Original Traceback (most recent call last):
  File "/home/muammar/miniconda3/envs/py39/lib/python3.9/site-packages/torch/utils/data/_utils/worker.py", line 287, in _worker_loop
    data = fetcher.fetch(index)
  File "/home/muammar/miniconda3/envs/py39/lib/python3.9/site-packages/torch/utils/data/_utils/fetch.py", line 49, in fetch
    data = [self.dataset[idx] for idx in possibly_batched_index]
  File "/home/muammar/miniconda3/envs/py39/lib/python3.9/site-packages/torch/utils/data/_utils/fetch.py", line 49, in <listcomp>
    data = [self.dataset[idx] for idx in possibly_batched_index]
  File "/tmp/ipykernel_356729/3661499099.py", line 11, in __getitem__
    return self.X[idx], self.y[idx]
RuntimeError: CUDA error: initialization error
CUDA kernel errors might be asynchronously reported at some other API call,so the stacktrace below might be incorrect.
For debugging consider passing CUDA_LAUNCH_BLOCKING=1.

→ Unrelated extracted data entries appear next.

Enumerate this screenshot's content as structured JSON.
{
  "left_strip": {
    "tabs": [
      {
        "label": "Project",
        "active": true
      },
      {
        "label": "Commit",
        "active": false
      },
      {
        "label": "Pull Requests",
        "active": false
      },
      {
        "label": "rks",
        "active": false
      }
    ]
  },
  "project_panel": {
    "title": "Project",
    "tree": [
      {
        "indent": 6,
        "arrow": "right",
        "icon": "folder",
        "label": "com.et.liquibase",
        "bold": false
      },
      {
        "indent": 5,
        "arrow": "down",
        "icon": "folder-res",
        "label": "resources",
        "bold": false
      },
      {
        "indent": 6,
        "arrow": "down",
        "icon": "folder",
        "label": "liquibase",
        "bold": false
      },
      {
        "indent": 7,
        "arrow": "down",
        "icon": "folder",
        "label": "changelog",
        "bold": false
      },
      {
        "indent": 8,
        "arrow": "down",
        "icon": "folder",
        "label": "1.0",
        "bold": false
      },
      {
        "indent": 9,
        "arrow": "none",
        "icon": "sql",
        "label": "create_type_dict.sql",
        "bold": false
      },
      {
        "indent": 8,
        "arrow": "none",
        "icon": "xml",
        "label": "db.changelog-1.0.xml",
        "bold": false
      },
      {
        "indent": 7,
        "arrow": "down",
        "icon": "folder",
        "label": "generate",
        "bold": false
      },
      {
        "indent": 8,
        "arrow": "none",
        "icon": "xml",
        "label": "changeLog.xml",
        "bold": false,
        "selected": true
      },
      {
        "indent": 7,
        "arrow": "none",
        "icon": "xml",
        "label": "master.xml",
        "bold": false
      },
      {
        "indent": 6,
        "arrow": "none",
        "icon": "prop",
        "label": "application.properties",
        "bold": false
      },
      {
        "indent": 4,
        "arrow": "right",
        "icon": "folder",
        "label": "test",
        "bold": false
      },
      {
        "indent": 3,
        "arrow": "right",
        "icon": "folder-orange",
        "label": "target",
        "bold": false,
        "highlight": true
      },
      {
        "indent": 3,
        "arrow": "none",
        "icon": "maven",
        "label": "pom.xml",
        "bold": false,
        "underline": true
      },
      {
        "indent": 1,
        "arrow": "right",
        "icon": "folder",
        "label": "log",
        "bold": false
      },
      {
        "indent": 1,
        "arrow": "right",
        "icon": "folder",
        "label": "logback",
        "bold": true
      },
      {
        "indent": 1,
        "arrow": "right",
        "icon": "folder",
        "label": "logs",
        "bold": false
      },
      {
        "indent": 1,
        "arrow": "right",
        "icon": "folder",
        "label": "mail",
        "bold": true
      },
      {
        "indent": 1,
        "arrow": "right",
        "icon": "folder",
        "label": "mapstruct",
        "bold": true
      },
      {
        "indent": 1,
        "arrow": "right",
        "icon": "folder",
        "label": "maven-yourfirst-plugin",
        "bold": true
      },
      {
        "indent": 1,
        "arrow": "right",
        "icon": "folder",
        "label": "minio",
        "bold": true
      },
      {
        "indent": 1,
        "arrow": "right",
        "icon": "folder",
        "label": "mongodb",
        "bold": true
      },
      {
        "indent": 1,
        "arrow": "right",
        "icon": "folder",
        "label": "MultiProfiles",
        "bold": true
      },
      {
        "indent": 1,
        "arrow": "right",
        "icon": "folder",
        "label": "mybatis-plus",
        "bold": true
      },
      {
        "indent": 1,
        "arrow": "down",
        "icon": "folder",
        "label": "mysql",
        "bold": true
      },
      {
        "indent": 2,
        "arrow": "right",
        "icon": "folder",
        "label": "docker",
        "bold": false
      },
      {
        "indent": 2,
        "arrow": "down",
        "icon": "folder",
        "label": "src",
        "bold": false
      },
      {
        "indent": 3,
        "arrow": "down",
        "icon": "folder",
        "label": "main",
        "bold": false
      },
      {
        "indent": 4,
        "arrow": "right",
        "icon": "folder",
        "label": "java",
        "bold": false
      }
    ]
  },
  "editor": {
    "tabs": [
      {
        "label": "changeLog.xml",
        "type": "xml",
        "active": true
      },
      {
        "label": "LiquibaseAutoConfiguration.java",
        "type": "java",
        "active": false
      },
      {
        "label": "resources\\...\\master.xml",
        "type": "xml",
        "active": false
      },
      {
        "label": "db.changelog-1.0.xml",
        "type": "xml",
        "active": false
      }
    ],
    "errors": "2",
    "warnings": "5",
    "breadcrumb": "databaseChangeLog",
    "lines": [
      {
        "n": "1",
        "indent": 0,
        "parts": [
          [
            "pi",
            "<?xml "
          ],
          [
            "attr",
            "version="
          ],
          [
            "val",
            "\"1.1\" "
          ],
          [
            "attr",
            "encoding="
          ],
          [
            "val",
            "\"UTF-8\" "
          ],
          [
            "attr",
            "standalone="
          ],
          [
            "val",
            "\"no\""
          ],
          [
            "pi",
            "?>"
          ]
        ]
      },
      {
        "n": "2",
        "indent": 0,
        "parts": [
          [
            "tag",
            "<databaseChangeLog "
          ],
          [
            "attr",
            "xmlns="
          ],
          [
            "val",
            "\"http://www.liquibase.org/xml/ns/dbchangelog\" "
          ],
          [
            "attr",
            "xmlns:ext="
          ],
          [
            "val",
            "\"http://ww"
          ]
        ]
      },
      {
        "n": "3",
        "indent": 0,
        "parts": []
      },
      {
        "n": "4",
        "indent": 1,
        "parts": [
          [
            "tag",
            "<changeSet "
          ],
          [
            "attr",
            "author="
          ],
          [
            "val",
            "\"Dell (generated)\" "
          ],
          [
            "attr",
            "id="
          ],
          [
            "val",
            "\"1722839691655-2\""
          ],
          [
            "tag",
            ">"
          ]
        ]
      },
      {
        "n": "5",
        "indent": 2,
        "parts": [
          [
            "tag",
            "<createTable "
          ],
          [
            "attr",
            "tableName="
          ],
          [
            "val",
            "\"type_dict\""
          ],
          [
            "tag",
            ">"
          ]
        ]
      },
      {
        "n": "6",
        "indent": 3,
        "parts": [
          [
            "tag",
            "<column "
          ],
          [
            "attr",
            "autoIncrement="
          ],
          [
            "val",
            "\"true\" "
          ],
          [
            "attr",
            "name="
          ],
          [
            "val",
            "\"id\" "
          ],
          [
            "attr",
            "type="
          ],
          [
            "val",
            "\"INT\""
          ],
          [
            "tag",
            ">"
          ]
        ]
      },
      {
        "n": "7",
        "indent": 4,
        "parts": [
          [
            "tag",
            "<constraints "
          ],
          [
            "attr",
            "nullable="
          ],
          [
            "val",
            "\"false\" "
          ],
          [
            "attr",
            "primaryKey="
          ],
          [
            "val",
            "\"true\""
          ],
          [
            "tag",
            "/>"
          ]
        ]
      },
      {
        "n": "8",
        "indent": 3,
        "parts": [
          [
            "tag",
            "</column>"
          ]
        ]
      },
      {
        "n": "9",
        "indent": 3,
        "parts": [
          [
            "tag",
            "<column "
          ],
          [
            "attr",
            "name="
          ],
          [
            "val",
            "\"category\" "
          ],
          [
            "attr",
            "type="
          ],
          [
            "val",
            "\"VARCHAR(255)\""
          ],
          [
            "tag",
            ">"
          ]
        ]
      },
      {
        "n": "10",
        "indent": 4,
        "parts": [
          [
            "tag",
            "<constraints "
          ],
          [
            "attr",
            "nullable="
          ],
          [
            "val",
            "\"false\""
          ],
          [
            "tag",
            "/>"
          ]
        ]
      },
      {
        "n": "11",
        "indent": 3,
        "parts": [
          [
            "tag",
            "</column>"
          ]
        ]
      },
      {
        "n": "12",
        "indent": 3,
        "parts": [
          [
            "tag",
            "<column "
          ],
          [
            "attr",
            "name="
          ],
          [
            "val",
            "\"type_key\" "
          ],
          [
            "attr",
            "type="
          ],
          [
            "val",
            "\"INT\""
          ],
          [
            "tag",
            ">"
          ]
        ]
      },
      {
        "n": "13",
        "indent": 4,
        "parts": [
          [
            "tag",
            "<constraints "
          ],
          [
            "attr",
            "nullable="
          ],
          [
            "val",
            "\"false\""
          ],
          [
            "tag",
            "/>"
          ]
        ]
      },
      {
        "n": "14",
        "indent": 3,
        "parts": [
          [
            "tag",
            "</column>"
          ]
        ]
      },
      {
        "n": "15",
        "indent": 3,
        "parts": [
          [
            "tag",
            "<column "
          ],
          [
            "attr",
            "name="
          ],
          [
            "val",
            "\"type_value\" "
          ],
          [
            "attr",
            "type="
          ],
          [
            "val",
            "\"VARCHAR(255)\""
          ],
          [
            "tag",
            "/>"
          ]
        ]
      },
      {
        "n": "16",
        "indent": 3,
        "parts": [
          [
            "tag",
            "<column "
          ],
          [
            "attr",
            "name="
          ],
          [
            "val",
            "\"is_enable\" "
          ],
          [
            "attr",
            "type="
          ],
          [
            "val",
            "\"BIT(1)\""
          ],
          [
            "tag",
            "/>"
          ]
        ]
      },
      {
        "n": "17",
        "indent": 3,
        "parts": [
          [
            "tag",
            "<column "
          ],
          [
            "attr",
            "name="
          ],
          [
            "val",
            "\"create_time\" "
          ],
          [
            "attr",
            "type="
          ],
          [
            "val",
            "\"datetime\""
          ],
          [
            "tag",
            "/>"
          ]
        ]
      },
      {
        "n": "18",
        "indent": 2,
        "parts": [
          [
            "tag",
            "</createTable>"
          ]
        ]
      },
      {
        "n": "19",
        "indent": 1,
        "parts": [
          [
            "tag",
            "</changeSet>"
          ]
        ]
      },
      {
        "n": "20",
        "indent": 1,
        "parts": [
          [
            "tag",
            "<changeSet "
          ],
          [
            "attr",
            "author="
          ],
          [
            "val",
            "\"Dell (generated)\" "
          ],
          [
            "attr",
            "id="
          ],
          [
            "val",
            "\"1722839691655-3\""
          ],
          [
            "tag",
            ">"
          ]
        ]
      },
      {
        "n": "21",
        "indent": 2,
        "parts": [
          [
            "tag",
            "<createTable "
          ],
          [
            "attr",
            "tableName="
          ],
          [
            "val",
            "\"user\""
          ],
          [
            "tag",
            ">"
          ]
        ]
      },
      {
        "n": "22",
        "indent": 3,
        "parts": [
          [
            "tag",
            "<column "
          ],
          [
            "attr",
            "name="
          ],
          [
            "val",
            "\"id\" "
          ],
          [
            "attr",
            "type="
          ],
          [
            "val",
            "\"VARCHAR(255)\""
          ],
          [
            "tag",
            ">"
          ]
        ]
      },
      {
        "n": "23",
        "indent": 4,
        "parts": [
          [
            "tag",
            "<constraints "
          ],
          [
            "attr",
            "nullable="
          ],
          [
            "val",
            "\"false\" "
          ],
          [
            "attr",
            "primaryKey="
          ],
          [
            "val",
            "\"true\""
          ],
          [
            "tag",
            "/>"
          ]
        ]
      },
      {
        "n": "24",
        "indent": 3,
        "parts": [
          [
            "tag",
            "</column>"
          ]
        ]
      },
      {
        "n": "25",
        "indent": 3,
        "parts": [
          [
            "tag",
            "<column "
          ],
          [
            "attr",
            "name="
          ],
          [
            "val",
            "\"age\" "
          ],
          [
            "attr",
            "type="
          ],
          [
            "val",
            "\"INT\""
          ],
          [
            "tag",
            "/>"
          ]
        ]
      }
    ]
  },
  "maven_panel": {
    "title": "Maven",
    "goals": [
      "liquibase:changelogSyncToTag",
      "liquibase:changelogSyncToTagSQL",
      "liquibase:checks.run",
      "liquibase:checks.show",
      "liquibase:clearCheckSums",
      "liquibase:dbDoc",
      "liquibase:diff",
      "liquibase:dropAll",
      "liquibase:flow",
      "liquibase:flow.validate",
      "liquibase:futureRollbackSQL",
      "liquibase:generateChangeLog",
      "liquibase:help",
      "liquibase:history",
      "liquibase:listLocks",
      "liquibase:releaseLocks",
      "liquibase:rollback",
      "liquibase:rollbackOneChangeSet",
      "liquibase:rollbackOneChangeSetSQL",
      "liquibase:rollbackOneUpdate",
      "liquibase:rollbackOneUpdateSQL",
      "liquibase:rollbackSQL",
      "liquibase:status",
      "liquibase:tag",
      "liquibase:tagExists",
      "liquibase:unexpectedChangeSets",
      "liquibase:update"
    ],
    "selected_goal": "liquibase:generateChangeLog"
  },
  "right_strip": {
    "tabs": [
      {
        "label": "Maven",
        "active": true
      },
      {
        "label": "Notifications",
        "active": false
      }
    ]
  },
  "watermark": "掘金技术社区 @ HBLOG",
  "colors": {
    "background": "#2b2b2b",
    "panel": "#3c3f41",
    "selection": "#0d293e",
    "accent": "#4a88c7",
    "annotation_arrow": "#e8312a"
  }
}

If I move the tensors from GPU to CPU when instantiating the MyDataset class, then everything works well:

training_latent_dataset = MyDataset(
    torch.cat(training_latent).cpu(), torch.cat(training_labels).cpu()
)

train_latent_loader = torch.utils.data.DataLoader(
    training_latent_dataset, batch_size=batch_size, shuffle=True, **kwargs
)

Is that the expected behavior for the tensors to be in the CPU instead of the GPU? I could not find anything about that in the documentation.

Yes, usually you would load the data on the CPU and push it to the GPU inside the training loop in order to overlap the data loading with the actual model training.
However, if you want to load CUDATensors directly, check the CUDA multiprocessing docs to avoid re-creating a CUDA context, which raises your error.

Hi @ptrblck, thanks for your fast reply and the link. That makes sense. I was very confused when I faced this.